Dieses Ungleichgewicht führe zu harten Preisverhandlungen, drohenden Auslistungen oder aufgezwungenen Vertragsbedingungen. Vier von zehn Lieferanten geben an, von sogenannten ‚schwarzen Praktiken‘ betroffen zu sein. Um Lieferanten im Kampf gegen unfaire Handelspraktiken zu schützen, habe das Ministerium das unabhängige Fairnessbüro eröffnet. „Das ist ein wichtiger Schritt in Richtung mehr Gerechtigkeit in der Lebensmittelkette. Es fungiert im stetigen Austausch mit der Bundeswettbewerbsbehörde wie ein Radar und spürt das Ungleichgewicht in der Verhandlungsmacht auf“, sagt der Minister.
Eigenmarken nehmen zu
Ein weiteres Problem sei der Anteil an Eigenmarken, der im Lebensmitteleinzelhandel immer mehr zunehme.
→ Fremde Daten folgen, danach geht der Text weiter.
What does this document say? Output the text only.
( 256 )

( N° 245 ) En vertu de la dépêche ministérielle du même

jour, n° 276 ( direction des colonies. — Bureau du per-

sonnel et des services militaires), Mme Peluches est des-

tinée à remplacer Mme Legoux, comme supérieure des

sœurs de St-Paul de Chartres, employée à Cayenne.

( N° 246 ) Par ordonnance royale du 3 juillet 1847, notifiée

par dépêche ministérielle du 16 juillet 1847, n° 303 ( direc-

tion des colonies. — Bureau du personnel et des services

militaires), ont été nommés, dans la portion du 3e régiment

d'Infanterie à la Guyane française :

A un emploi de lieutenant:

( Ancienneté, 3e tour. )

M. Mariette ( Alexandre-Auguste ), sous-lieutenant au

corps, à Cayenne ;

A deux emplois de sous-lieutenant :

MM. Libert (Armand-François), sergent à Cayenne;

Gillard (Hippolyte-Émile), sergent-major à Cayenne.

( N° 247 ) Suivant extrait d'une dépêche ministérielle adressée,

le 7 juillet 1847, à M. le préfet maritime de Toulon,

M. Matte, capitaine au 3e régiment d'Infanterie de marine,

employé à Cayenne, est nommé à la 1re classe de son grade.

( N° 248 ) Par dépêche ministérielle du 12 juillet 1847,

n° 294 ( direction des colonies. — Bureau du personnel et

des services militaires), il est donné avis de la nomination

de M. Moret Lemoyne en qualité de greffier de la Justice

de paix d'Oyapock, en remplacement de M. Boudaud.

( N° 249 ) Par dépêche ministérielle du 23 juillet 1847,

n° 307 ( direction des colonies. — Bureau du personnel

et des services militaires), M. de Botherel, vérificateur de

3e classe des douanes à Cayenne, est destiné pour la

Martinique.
Damit steige nicht nur die Verhandlungsmacht der Konzerne, sondern auch die Austauschbarkeit von heimischen Lebensmitteln und Produzenten. So könne es vorkommen, dass ein Handelskonzern von einem Unternehmen einen gewissen Produktionsanteil für seine Eigenmarke in gleicher Qualität verlange, aber zu deutlich geringerem Preis. Bei Verweigerung drohe die Auslistung des Markenproduktes.
Branche offen für Dialog
Der Branchenvertretung in der Wirtschaftskammer sind laut Christian Prauchner, Obmann des Bundesgremiums Lebensmittelhandel, die in dem Bericht genannten Fälle unbekannt. Dennoch versichert er, dass die Branche jeden einzelnen Fall konsequent prüfen wird, sobald konkrete Informationen vorliegen. Zudem betont er die Bereitschaft des Lebensmitteleinzelhandels zu einem offenen und konstruktiven Dialog mit verschiedenen Interessengruppen wie der BWB, dem Fairnessbüro und der Landwirtschaft.